2005. EPA issues the Clean Air Interstate Rule (CAIR) with regional caps and a reduced aggregate cap. Trading continued under these rules.
2008. CAIR was challenged on a number of grounds (North Carolina v. EPA). Judge rules it does not comply with the Clean Air Act, which "requires states to limit emissions from sources that "contribute significantly" to nonattainment ... in downwind states."
July 2010. EPA issues the Transport Rule, a temporary fix to the problem. Trading of SO2 allowances appears to have stopped in May 2010.
July 7, 2011. EPA announces the final Cross-State Air Pollution Rule (CSAPR). From what I've read, CSAPR might be challenged, further delaying implementation of future trading. But if it goes ahead as planned, here's what we'll see.
CSAPR sets up four trading programs in place of the national SO2 trading program and the regional NOx programs. There are limits on the trading so that aggregate emissions from each state are capped, but I'm not entirely sure how this is ensured within the trading system.
Needless to say, there are a wide range of economic issues that deserve further analysis; I'm sure that the program will yield plenty of papers and dissertations. One aspect that I find interesting is that there is no phase in to this regulation -- SO2 allowances held by firms are retired without compensation.
You can access the complete document (1323 pages), summaries, etc. at EPA's web site:
http://www.epa.gov/crossstaterule/ & http://www.epa.gov/crossstaterule/actions.html
I paste below a couple of informative paragraphs taken from the final rules and EPA's fact sheet.
"In light of the specific circumstances of this case, including legal and technical issues discussed in Section IX.A.2 below, the final rule will not allow any carryover of banked SO2 or NOX allowances from the Title IV or CAIR trading programs.
"The final rule establishes four interstate trading programs, each starting in 2012: two for annual SO2, one for annual NOX, and one for ozone-season NOX. One SO2 trading program is for sources in states (referred to as SO2 Group 1) that need to make larger reductions to eliminate their significant contribution, while the second is for sources in states (referred to as SO2 Group 2) that need to make smaller reductions. A source in a Group 1 state can only use SO2 allowances allocated to Group 1 states for compliance with the SO2 trading program. A source in a Group 2 state can only use SO2 allowances allocated to Group 2 states for compliance with the SO2 trading program. For compliance in the annual NOX and ozone-season NOX trading programs respectively, sources may use annual NOX and ozone-season NOX allowances allocated for any state, even if that state is in a different group for SO2 than the source's state. Four sets of new emission allowances based on the new state-specific budgets without variability are allocated to sources, one set for each of the four trading programs. Each state has the option of replacing these FIPs with state rules.
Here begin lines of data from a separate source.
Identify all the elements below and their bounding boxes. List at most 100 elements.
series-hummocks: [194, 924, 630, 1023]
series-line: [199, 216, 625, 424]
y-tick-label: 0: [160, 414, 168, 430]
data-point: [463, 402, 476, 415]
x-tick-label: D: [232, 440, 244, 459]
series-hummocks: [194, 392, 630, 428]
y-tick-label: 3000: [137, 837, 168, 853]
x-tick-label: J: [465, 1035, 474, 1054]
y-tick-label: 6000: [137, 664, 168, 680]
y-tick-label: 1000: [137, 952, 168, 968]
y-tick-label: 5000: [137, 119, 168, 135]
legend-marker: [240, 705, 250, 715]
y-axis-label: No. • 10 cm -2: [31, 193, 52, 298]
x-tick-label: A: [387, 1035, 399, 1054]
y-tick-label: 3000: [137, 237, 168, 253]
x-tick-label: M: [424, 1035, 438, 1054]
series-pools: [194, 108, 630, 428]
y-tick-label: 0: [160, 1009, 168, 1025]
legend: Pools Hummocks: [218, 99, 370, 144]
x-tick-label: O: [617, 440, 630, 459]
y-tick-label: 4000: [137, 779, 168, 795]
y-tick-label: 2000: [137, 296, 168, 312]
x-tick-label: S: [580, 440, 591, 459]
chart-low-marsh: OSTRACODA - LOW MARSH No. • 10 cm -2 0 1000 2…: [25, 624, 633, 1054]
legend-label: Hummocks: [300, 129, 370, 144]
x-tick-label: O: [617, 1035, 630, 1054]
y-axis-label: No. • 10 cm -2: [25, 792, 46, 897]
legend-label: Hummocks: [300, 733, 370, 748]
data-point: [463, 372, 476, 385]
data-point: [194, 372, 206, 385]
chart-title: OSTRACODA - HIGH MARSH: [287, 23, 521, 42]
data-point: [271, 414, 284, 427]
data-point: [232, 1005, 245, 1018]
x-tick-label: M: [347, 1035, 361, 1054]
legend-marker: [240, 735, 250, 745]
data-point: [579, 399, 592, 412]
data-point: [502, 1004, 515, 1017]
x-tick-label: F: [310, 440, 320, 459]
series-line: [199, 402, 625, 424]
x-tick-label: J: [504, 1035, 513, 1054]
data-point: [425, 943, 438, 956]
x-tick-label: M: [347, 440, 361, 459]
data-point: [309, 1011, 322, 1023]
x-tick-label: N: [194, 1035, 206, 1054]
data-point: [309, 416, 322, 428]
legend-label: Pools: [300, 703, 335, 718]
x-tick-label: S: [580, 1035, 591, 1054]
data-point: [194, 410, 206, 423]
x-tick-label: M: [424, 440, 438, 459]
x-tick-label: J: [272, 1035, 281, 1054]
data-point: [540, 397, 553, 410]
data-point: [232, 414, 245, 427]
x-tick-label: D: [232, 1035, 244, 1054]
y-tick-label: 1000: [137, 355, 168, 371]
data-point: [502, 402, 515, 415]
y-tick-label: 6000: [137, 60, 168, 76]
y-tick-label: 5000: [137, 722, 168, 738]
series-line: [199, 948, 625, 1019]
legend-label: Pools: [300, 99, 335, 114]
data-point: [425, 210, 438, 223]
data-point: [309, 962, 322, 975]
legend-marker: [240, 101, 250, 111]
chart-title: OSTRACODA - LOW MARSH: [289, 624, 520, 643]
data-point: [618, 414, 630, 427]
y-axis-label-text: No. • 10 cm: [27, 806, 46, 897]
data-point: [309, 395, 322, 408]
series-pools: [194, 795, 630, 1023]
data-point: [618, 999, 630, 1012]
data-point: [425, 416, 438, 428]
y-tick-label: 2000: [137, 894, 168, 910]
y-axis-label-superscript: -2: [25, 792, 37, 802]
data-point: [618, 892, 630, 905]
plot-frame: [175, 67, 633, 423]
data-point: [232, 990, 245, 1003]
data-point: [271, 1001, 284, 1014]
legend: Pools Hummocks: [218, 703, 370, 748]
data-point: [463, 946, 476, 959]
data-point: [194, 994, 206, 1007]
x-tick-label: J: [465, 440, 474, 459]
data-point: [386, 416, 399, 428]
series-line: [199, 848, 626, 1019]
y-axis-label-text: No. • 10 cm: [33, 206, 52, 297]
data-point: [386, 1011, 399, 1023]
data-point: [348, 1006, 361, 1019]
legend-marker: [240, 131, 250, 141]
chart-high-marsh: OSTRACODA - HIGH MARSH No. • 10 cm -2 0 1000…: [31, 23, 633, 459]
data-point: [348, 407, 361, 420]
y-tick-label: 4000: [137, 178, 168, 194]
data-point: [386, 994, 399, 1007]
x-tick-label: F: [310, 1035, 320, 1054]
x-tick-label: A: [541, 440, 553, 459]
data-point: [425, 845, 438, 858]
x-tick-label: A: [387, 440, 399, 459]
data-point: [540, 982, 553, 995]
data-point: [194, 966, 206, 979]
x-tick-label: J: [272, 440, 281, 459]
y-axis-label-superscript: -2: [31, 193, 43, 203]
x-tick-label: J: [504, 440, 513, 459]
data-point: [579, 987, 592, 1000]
"The final Cross-State Air Pollution Rule allows sources to trade emissions allowances with other sources within the same program (e.g., ozone season NOX) in the same or different states, while firmly constraining any emissions shifting that may occur by requiring a strict emission ceiling in each state (the budget plus variability limit).
"In each of the four trading programs, a covered source is required to hold sufficient allowances (issued in the respective trading program) to cover the emissions from all covered units at the source during the control period. EPA assesses compliance with these allowance-holding requirements at the source (i.e., facility) level.
In a summary of the benefits and costs of the policy I completely ignored the trading aspects (surprise!).
Also, note that Richard has guest posted here before and we need to something to do a better job of making this blog more attractive to guest posts (e.g., separate the wheat from the chaff?).